3) NEXT Plc. (LON: NXT)

Stock Price: 6,898.00 GBP

Market Capitalisation: 8.89 billion GBP

British multinational NEXT plc retails clothing, footwear, and home products through its own self-owned and franchised stores. Established in 1864, the company currently has around 700 stores, of which circa 500 are in the United Kingdom, and circa 200 across Europe, Asia, and the Middle East. 

4) NVR Inc. (NYSE: NVR)

Stock Price: $5,057.73

Market Capitalisation: $16.68 Billion

Based in the US, NVR, Inc. is primarily engaged in home construction, with operations also in mortgage banking and title services business. Founded as Ryan Homes in 1940, the company currently operates under the Ryan Homes, NVHomes and Heartland Homes brands.

5) Seaboard Corporation (NYSE AMERICAN: SEB)

Stock Price: $3,999.99

Market Capitalisation: $4.59 Billion

US-based Seaboard Corporation is a multinational conglomerate with integrated operations across a number of industries. It started off in the business of flour mills in 1918 and has developed its current streams of businesses over the years. The company's main activities in the US are the production, processing, and shipping of pork. It also deals in ocean transportation. Overseas, Seaboard is also involved in commodity merchandising, grain processing, sugar production, and electrical power generation.

6) Booking Holdings Inc. (NASDAQ: BKNG)

Stock Price: $2,465.75

Market Capitalisation: $95.13 Billion

US-based Booking Holdings is a prominent travel technology company, which  owns online travel brands such as Booking.com, priceline.com, agoda.com, Kayak, Rentalcars.com & OpenTable.

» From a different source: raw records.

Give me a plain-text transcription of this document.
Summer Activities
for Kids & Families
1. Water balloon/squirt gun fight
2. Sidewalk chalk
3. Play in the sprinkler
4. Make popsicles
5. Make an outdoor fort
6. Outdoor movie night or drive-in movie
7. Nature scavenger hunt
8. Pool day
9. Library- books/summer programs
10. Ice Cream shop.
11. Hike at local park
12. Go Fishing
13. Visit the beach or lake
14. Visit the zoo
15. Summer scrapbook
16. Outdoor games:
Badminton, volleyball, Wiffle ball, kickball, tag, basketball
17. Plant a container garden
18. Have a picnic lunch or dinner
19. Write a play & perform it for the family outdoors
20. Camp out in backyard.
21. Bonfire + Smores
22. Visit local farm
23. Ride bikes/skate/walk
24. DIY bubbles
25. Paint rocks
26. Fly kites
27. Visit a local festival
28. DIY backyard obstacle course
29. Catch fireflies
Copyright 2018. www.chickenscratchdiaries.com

It operates websites in about 40 languages and 200 countries.

7) MRF Ltd (NSE: MRF)

Stock Price: Rs. 86,665.00

Market Capitalisation: Rs 367.56 Billion

Madras Rubber Factory, commonly known as MRF or MRF Tyres is an Indian multinational tyre manufacturing company. Established in 1946 as a toy balloon manufacturing unit, the company now  manufactures a range of rubber products including tyres, treads, tubes and conveyor belts, paints and toys. The company has 10 manufacturing facilities and also manufactures toys at its unit in Goa. The paints and coats are manufactured at two facilities in Chennai, Tamil Nadu.

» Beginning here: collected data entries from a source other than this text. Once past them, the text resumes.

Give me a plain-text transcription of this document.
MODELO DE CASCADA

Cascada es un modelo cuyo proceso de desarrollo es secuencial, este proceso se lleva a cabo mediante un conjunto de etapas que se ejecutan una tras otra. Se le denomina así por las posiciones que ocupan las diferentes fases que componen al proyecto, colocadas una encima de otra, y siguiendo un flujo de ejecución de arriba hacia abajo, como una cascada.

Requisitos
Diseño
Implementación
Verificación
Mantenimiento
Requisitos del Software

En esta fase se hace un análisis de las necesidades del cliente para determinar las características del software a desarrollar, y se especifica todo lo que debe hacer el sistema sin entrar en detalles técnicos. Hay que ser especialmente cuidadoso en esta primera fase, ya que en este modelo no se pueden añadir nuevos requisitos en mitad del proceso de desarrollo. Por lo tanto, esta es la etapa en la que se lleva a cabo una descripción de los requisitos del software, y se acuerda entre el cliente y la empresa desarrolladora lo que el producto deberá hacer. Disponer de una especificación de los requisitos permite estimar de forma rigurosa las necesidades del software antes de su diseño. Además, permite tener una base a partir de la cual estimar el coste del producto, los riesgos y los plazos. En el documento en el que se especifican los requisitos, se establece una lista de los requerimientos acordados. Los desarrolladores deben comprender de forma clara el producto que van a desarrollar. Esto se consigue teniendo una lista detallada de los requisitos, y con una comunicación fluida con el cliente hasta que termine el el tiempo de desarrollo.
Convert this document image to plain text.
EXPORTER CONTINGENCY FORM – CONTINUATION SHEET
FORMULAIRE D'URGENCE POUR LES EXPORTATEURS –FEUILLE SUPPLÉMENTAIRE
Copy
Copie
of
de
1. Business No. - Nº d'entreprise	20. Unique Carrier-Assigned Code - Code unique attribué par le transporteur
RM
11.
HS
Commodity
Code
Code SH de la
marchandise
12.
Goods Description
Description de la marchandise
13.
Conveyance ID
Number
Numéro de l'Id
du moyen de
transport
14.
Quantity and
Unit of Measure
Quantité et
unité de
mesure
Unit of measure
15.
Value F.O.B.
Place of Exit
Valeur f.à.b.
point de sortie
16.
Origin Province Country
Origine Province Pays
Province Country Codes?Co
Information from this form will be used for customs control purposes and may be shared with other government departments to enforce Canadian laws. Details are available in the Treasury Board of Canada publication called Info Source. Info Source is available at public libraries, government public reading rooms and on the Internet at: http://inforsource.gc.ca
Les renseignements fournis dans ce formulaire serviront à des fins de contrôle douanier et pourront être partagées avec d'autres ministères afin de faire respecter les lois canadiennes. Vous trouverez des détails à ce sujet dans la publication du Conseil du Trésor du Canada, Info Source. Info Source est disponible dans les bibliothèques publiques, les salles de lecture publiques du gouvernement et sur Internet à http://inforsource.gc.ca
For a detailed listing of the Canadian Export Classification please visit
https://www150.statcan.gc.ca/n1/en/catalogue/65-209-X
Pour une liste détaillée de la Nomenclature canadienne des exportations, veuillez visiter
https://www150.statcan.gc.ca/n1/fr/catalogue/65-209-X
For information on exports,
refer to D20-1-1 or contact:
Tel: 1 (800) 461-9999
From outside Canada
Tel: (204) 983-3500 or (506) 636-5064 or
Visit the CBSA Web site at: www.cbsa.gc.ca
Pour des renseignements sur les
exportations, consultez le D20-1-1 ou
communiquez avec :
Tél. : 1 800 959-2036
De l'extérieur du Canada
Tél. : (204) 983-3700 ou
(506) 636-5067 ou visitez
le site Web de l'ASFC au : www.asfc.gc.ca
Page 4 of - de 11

8) Autozone Inc. (NYSE: AZO)

Stock Price: $2,540.56

Market Capitalisation: $47.68 Billion

AutoZone Inc. is an US-based retailer of aftermarket automotive parts and accessories. Founded in 1979, the company’s auto and truck parts, chemicals and accessories are available through AutoZone stores in 50 U.S. states along with the District of Columbia, Puerto Rico, Mexico, and Brazil.

9) Texas Pacific Land Corporation (NYSE: TPL)

Stock Price: $1,766.69

Market Capitalisation: $13.60 Billion

The Texas Pacific Land Corporation is a real estate operating company with its administrative office in Dallas, Texas. The company owns over 880,000 acres in 20 West Texas counties, and is one of  the largest private landowners in the state of Texas. The company operates under two business segments- Land and Resource Management and Water Services and Operations.

10) Chipotle Mexican Grill, Inc. (NYSE: CMG)

Stock Price: $1,476.73

Market Capitalisation: $40.79 Billion

Chipotle Mexican Grill, Inc. is an American chain of fast casual restaurants specializing in bowls, tacos and burritos. Chipotle had nearly 3,200 restaurants as of December 31, 2022, in the United States, Canada, the United Kingdom, France and Germany.

Conclusion

As can be seen, the most expensive stocks are usually those that have been around for a long period of time and have established themselves in their respective markets. However, from a point of view of investing in a stock, given the sheer volatility involved, the share price is not usually a primary metric considered by investors.

This is so because a company's high share price has more to do with its ownership structure than with its core competencies and fundamentals.

It is better to consider more fundamental metrics like revenue, net income, earnings per share and price-to-earnings ratio as stock prices can be easily altered by changing the supply of the total shares in circulation by means such as a stock split.

There is also a view that such expensive shares might have limited upside as their margin for growth is not as high as other more active stocks.